Alors que la société indienne, se basant sur les textes fondateurs de l’hindouisme, stipule que les « Hommes naissent et demeurent inégaux », une division de la société indienne est réalisée en varna, en quatre parties, qui sert de base à l’élaboration des castes. Au sommet de ce système hiérarchique : les brahmanes (les prêtres) ; ensuite : les kshatriyas (les guerriers) ; suivis par les vaishyas (les commerçants) ; et, enfin, tout au bas de cette échelle sociale : les sudra (le reste de la population, excepté les intouchables). Les intouchables sont exclus de cette société puisqu’ils exercent des métiers dits « impurs » ou « dégradants », comme ceux qui sont en contact direct avec le sang (sage-femme, boucher, chasseurs…) ou encore les mendiants.

Ce classement se mesure en fonction du degré de pureté et d’impureté. Ainsi, un brahmane, religieux, intellectuel et végétarien, est plus pur qu’un khatriyas, puisque ce dernier mange de la viande, se bat.

2) Un système d’interdépendance 

Chacune des quatre castes a besoin des autres pour se maintenir en vie, on parle d’un système d’interdépendance. Néanmoins, dans la réalité, les Indiens ne se définissent pas par rapport à ces castes telles que définies plus haut, ils parlent plutôt d’espèces (jati) que l’on peut appréhender comme des « sous-castes » — telles que les castes de prêtres, de guerriers, etc.

A noter que toutes les castes ne sont pas répandues dans toutes les parties de l’Inde, tout comme il existe des castes spécifiques à certaines régions.

3) Une transmission héréditaire

Comme nous le mentionnons, l’idéologie de ce système affirme que les Hommes sont fondamentalement inégaux. Une caste est rattachée à chaque individu dès sa naissance, il s’agit de sa caste de naissance, on parle alors d’un système héréditaire. On naît dans une certaine caste et on ne pourra en changer. A chaque caste est attribuée une tâche, le devoir de chacun est de l’accomplir.

L’endogamie est ainsi préférée. Les Indiens se marient entre personnes de la même caste, voire de la même sous-caste.

Néanmoins, une évolution de ce système d’hérédité a été observée ces dernières années. Un individu assigné à une caste, et donc logiquement à un métier spécifique, ne réalisera pas forcément le métier attribué.

Il n’existe pas d’adéquation radicale entre le métier et la caste ».

Cette évolution a ainsi bouleversé l’interdépendance des castes et leur hiérarchisation.

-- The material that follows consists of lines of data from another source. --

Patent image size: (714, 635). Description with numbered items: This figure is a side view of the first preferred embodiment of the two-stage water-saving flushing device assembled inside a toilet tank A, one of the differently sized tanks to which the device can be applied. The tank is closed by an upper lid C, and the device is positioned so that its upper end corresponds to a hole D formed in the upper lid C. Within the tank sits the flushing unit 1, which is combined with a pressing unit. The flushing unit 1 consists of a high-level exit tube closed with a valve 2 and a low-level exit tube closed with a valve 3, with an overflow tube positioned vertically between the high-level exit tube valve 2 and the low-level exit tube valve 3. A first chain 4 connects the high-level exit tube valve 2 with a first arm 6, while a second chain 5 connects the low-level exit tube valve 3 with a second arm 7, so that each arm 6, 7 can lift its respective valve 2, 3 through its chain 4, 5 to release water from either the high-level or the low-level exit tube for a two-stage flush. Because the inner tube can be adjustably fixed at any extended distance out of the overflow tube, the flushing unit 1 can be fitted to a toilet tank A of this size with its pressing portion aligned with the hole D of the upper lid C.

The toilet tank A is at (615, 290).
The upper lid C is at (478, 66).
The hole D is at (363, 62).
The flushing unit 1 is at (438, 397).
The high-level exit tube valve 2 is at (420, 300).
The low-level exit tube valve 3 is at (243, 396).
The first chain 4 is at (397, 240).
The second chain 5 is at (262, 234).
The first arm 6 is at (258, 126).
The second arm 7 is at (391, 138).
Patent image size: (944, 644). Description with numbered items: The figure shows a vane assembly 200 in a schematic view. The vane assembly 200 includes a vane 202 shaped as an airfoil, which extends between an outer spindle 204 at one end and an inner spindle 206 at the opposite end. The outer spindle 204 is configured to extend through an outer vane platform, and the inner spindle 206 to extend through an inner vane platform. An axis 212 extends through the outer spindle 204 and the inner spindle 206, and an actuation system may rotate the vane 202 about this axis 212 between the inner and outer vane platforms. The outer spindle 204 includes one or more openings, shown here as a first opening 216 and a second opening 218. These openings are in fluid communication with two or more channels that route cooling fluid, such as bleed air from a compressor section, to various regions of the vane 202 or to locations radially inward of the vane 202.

4) Pour quels effets sur l’Inde contemporaine ?

Ce système de castes, malgré son interdiction par la constitution indienne, continue ses affaires discriminantes envers les castes inférieures. De plus, et généralement, les classes dominantes vivent dans le centre, tandis que les plus basses vivent en périphérie. Cela limite ainsi le mélange de castes. À cela s’ajoute la recrudescence de la violence liée à ce système (peu de rapports sur ces faits). On relève toutefois que, selon un rapport de l’ONU datant de 2005, il y a eu plus de 31 000 actes violents commis contre les Dalits en 1996.

Depuis l’indépendance de l’Inde, plusieurs états ont pris le problème à bras le corps, développant des politiques qui ne tiennent plus compte des castes et qui favorisent la mobilité sociale. Dans une optique de discrimination positive, incluant la mise en place de quotas pour les membres des castes basses, ces dernières ont été renommées en castes défavorisées. Des quotas qui sont d’ailleurs sources d’émeutes aujourd’hui, puisque malgré cela près d’une personne sur quatre vit avec moins de 1,25 dollar par jour en Inde et que le pays est confronté à des problèmes de chômage et de sous-emplois.